A plan put in place by the St. John’s Port Authority to build a security fence along the harbourfront has attracted renewed attention in recent days, with a local advocacy group suggesting a public consultation on the matter should have been held.
The port authority, which has jurisdiction over the harbour-front, has said the security structure is a necessity, without which the city would lose its port and be out $250 million in business resulting from vessel traffic and close to 3,000 jobs.
St. John’s city council voted unanimously in favour of the proposal at a meeting in August, and is set to cover half the cost of the $850,000 project.
Sean Hanrahan, CEO of the St. John’s Port Authority, told The Telegram on Thursday that 50 per cent of the harbourfront will be open to public access, while the remainder of it will be “access controlled.”
Happy City St. John’s, the group advocating for public consultations on the fence, claimed a vote on the port authority’s proposal was scheduled for today’s council meeting.

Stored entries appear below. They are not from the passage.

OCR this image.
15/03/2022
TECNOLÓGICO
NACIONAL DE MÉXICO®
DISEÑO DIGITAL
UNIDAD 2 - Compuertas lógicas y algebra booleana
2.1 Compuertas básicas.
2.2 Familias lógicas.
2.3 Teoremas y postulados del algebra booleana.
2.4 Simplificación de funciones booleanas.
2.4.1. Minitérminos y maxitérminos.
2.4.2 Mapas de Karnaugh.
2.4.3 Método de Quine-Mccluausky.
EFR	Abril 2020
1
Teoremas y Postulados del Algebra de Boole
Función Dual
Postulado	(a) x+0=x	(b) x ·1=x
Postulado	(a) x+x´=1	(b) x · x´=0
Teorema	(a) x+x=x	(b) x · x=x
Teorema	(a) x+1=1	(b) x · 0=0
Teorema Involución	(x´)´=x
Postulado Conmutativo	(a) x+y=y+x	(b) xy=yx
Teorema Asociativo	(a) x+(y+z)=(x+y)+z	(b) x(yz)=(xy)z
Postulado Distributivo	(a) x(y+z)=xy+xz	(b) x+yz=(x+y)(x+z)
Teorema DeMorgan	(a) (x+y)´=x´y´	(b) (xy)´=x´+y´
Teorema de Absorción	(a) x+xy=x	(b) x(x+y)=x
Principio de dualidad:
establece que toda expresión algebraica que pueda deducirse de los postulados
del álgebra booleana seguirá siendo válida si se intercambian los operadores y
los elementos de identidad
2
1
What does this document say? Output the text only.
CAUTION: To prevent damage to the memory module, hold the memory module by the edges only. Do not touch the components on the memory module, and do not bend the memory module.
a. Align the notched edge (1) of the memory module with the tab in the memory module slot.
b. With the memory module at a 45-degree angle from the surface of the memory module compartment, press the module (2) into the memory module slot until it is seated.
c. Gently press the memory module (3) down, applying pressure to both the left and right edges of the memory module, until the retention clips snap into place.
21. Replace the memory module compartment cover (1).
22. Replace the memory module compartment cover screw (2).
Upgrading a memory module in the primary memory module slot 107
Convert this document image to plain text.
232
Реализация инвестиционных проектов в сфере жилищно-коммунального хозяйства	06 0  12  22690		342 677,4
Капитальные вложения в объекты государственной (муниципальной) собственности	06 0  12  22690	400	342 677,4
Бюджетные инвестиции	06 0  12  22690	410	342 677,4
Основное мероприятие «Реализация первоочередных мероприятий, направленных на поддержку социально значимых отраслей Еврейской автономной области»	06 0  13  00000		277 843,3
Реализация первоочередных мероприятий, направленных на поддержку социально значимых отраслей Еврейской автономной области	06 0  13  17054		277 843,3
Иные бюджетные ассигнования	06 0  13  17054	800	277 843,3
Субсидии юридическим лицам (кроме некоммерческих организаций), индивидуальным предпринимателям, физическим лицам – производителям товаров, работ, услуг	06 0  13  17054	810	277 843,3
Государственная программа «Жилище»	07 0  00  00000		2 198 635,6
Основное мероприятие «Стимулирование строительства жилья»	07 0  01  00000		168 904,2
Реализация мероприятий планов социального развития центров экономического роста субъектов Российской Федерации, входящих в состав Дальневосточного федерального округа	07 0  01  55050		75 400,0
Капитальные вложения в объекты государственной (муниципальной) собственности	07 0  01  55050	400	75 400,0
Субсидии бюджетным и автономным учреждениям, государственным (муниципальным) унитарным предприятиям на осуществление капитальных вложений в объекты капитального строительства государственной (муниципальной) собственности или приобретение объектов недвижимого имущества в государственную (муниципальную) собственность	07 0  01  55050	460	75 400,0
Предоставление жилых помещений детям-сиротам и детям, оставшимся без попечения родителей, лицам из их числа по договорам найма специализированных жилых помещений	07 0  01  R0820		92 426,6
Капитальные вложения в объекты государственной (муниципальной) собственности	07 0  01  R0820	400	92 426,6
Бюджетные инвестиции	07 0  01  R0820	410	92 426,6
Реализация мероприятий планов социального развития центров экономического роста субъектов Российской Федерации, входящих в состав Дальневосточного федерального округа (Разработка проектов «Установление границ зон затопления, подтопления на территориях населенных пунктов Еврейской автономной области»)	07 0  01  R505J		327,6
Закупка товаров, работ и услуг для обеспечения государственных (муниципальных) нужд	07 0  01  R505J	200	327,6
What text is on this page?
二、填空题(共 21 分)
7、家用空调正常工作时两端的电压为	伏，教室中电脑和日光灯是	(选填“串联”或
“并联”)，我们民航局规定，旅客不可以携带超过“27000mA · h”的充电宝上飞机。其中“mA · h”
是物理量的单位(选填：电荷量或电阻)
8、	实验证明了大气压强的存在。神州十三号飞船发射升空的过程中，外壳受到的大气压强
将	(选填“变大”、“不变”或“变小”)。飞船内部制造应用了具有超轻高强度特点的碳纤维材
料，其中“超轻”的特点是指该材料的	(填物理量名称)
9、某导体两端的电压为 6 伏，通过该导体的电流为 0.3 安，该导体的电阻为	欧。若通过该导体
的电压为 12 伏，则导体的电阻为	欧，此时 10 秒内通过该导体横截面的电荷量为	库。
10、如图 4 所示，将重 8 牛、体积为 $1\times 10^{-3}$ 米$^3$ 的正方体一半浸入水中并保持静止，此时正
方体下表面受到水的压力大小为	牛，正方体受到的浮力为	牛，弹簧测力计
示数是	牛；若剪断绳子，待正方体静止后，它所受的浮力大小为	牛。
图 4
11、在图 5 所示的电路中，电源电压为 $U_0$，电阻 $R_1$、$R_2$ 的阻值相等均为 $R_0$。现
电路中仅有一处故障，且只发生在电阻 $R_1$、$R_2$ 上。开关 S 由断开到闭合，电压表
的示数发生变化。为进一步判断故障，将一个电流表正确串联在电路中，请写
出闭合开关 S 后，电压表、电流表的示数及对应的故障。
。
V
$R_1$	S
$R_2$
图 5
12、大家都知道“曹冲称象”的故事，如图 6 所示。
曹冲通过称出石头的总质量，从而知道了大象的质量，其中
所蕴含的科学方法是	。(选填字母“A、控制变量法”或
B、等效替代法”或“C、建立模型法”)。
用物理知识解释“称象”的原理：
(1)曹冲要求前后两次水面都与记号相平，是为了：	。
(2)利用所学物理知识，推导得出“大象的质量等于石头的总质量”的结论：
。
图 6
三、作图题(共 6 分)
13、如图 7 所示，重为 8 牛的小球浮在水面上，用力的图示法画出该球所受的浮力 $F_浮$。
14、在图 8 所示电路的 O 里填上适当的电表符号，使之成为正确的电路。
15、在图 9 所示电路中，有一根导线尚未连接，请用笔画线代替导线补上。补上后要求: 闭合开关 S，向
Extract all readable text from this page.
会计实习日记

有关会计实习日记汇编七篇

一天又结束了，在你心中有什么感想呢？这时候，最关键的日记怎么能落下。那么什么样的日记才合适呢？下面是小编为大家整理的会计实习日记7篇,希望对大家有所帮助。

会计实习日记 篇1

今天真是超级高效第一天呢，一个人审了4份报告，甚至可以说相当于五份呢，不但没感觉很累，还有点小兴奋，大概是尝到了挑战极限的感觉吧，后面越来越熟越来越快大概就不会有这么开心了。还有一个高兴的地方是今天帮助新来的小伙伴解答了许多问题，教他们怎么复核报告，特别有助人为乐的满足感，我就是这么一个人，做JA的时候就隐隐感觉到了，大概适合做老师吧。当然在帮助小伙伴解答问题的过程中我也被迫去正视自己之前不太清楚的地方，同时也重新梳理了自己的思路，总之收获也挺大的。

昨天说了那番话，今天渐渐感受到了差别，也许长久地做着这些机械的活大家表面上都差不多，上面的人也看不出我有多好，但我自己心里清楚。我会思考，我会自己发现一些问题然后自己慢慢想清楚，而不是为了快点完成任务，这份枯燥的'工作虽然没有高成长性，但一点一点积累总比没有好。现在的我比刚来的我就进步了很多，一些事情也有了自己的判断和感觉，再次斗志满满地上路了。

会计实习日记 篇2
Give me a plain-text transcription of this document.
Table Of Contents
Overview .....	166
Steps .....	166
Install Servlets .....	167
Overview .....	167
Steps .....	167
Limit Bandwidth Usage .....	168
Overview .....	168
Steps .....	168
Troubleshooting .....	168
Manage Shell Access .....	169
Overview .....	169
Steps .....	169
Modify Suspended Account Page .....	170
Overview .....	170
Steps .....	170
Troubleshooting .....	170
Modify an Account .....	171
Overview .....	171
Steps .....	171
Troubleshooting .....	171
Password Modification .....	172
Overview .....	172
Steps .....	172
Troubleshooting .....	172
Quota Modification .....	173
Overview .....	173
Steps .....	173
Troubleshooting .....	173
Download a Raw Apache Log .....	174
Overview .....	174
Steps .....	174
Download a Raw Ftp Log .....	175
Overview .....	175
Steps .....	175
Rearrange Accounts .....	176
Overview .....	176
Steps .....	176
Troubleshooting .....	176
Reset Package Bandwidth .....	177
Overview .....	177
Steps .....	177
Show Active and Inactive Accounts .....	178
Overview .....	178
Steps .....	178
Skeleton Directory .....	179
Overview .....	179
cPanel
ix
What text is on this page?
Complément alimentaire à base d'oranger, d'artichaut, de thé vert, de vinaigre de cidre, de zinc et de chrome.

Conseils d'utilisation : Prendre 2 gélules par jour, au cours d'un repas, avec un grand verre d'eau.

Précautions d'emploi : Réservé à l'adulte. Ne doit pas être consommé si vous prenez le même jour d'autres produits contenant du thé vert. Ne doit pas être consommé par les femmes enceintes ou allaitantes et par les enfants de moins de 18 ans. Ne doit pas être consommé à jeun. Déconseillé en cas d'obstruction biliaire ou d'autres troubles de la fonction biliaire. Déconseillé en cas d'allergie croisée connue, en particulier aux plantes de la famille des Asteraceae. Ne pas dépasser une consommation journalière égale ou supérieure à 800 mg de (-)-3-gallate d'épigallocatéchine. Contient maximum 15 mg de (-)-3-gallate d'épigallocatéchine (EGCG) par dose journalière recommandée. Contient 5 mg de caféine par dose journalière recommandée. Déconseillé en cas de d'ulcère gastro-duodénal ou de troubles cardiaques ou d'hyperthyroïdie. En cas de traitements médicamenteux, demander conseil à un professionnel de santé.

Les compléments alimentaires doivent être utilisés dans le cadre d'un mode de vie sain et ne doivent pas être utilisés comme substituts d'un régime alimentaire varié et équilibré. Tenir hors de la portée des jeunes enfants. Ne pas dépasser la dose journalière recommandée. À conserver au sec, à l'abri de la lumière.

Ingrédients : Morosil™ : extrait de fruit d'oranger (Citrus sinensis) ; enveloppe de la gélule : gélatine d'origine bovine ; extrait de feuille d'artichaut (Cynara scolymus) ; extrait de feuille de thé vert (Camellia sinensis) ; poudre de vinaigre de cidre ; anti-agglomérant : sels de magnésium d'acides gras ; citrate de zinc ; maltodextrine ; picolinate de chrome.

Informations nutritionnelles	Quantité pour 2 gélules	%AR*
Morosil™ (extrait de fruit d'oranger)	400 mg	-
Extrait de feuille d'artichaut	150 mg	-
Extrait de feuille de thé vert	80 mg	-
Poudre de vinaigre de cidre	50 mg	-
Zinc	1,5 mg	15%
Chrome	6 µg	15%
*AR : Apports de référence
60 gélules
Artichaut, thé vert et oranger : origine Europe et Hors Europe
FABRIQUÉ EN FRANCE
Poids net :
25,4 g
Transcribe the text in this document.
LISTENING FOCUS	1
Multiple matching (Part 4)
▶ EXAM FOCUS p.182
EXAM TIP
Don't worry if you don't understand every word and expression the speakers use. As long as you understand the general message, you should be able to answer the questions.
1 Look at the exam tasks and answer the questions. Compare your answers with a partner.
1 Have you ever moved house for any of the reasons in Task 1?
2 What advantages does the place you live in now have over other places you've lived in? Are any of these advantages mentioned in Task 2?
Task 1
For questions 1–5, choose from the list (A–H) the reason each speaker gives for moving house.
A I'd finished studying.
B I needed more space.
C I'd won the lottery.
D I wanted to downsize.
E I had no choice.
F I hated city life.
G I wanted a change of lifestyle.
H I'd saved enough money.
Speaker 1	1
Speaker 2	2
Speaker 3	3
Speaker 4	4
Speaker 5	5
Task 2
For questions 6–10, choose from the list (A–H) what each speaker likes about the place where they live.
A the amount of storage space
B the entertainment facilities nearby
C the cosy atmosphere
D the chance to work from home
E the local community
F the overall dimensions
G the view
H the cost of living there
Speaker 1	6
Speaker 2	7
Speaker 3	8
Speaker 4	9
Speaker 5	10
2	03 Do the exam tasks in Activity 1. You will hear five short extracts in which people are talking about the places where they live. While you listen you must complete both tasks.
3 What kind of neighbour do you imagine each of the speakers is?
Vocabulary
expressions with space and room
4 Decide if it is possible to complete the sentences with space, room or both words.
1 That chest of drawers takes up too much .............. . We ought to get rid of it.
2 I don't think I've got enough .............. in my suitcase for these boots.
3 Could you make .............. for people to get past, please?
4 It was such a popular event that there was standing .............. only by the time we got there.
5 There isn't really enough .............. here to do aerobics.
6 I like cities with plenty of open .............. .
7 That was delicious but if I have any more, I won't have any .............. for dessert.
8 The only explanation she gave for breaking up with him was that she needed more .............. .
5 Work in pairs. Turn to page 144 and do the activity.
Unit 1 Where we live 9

However, Mayor Dennis O’Keefe told The Telegram that no such vote is scheduled to take place.
Meanwhile, a demonstration is due to take place today starting at 3:30 p.m. in front of the St. John’s Port Authority building, with attendees expected to march to city hall in time for the 4:30 p.m. council meeting.
An online petition has also been launched through the website change.org, which had over 1,900 names attached to it as of 6:30 p.m. Sunday.